Mi-juillet, les autorités ont ouvert une procédure pénale contre Vitaliy Shabunin, un éminent activiste anti-corruption qui a joué un rôle clé dans la révélation des allégations de corruption gouvernementale dans le domaine de l'approvisionnement en armes. La directrice exécutive du Centre d'action anti-corruption (AntAC), cofondé par Shabunin, estime que les autorités ont agi contre Shabunin parce qu’AntAC a tendance à « tester les lignes rouges » en Ukraine.
« Le bureau présidentiel désapprouve clairement nos révélations sur la corruption et les initiatives gouvernementales néfastes », a déclaré Daria Kaleniuk, directrice exécutive d’AntAC. « Nous considérons [l’action judiciaire contre Shabunin] comme une tentative d’entraver notre travail. »

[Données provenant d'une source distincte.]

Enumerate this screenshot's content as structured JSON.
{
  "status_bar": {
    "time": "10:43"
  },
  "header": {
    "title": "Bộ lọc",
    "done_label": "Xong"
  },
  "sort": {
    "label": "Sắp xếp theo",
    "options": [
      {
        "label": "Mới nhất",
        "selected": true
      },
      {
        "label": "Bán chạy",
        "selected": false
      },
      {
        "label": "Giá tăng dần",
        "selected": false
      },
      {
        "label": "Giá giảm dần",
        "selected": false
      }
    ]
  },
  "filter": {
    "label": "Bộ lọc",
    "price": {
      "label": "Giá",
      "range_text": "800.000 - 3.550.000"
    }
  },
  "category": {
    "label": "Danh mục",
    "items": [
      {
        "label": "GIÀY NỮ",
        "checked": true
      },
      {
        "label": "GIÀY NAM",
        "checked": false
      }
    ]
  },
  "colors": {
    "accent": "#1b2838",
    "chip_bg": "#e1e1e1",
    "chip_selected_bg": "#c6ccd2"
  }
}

Plusieurs responsables politiques, blogueurs politiques respectés et journalistes ont exprimé de profondes inquiétudes face à ces développements, reflétant un sentiment apparemment plus large au sein de la société civile et de l'armée.

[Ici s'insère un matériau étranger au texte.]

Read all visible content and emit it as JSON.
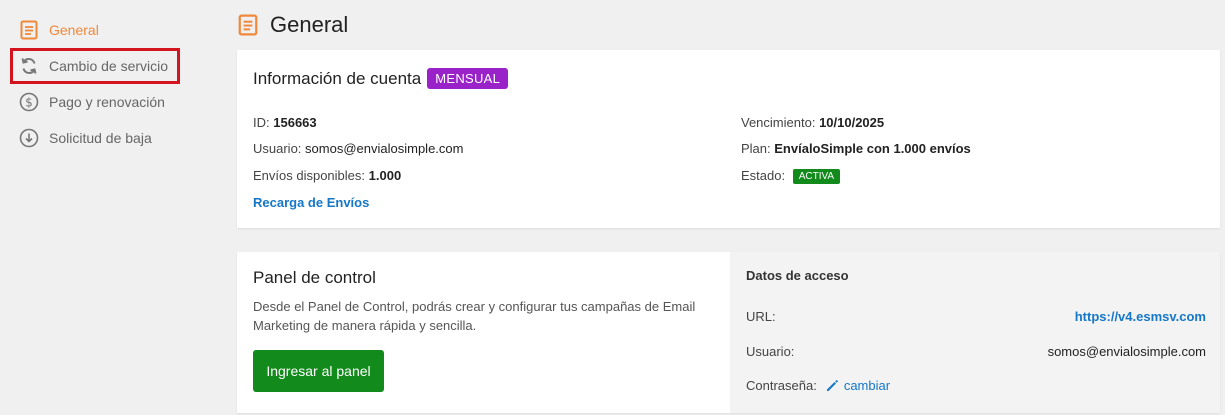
{
  "sidebar": {
    "items": [
      {
        "label": "General",
        "icon": "document-icon",
        "active": true
      },
      {
        "label": "Cambio de servicio",
        "icon": "refresh-icon",
        "highlighted": true
      },
      {
        "label": "Pago y renovación",
        "icon": "dollar-icon"
      },
      {
        "label": "Solicitud de baja",
        "icon": "download-circle-icon"
      }
    ]
  },
  "header": {
    "title": "General",
    "icon": "document-icon"
  },
  "account": {
    "title": "Información de cuenta",
    "plan_badge": "MENSUAL",
    "id_label": "ID:",
    "id_value": "156663",
    "user_label": "Usuario:",
    "user_value": "somos@envialosimple.com",
    "sends_label": "Envíos disponibles:",
    "sends_value": "1.000",
    "recharge_link": "Recarga de Envíos",
    "expiry_label": "Vencimiento:",
    "expiry_value": "10/10/2025",
    "plan_label": "Plan:",
    "plan_value": "EnvíaloSimple con 1.000 envíos",
    "status_label": "Estado:",
    "status_value": "ACTIVA"
  },
  "panel": {
    "title": "Panel de control",
    "description": "Desde el Panel de Control, podrás crear y configurar tus campañas de Email Marketing de manera rápida y sencilla.",
    "button": "Ingresar al panel"
  },
  "access": {
    "title": "Datos de acceso",
    "url_label": "URL:",
    "url_value": "https://v4.esmsv.com",
    "user_label": "Usuario:",
    "user_value": "somos@envialosimple.com",
    "password_label": "Contraseña:",
    "change_link": "cambiar"
  },
  "colors": {
    "accent_orange": "#f0883a",
    "purple_badge": "#9a22c9",
    "green": "#138a1c",
    "link_blue": "#1677c8",
    "highlight_red": "#d3131d"
  }
}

Un éminent activiste et blogueur ukrainien a qualifié la nouvelle législation d'« acte de subversion interne en temps de guerre » ; cette loi « démoralise considérablement la population et crée un terrain propice à la discorde et à la confrontation internes … [et] sape la confiance dans les institutions de l'État ».
Les partenaires internationaux de l'Ukraine ont également exprimé leurs inquiétudes concernant la nouvelle législation ukrainienne. La Commissaire européenne à l'Élargissement, Marta Kos, a qualifié le vote parlementaire du 22 juillet de « sérieux recul », soulignant que de tels organismes indépendants sont « essentiels à l'adhésion de l'Ukraine à l'UE » et insistant sur le fait que « l'état de droit demeure au cœur des négociations d'adhésion à l'UE ».
Un porte-parole de la Commission européenne a déclaré : « L'UE fournit une aide financière importante à l'Ukraine, qui dépend des progrès en matière de transparence, de réforme judiciaire et de gouvernance démocratique. »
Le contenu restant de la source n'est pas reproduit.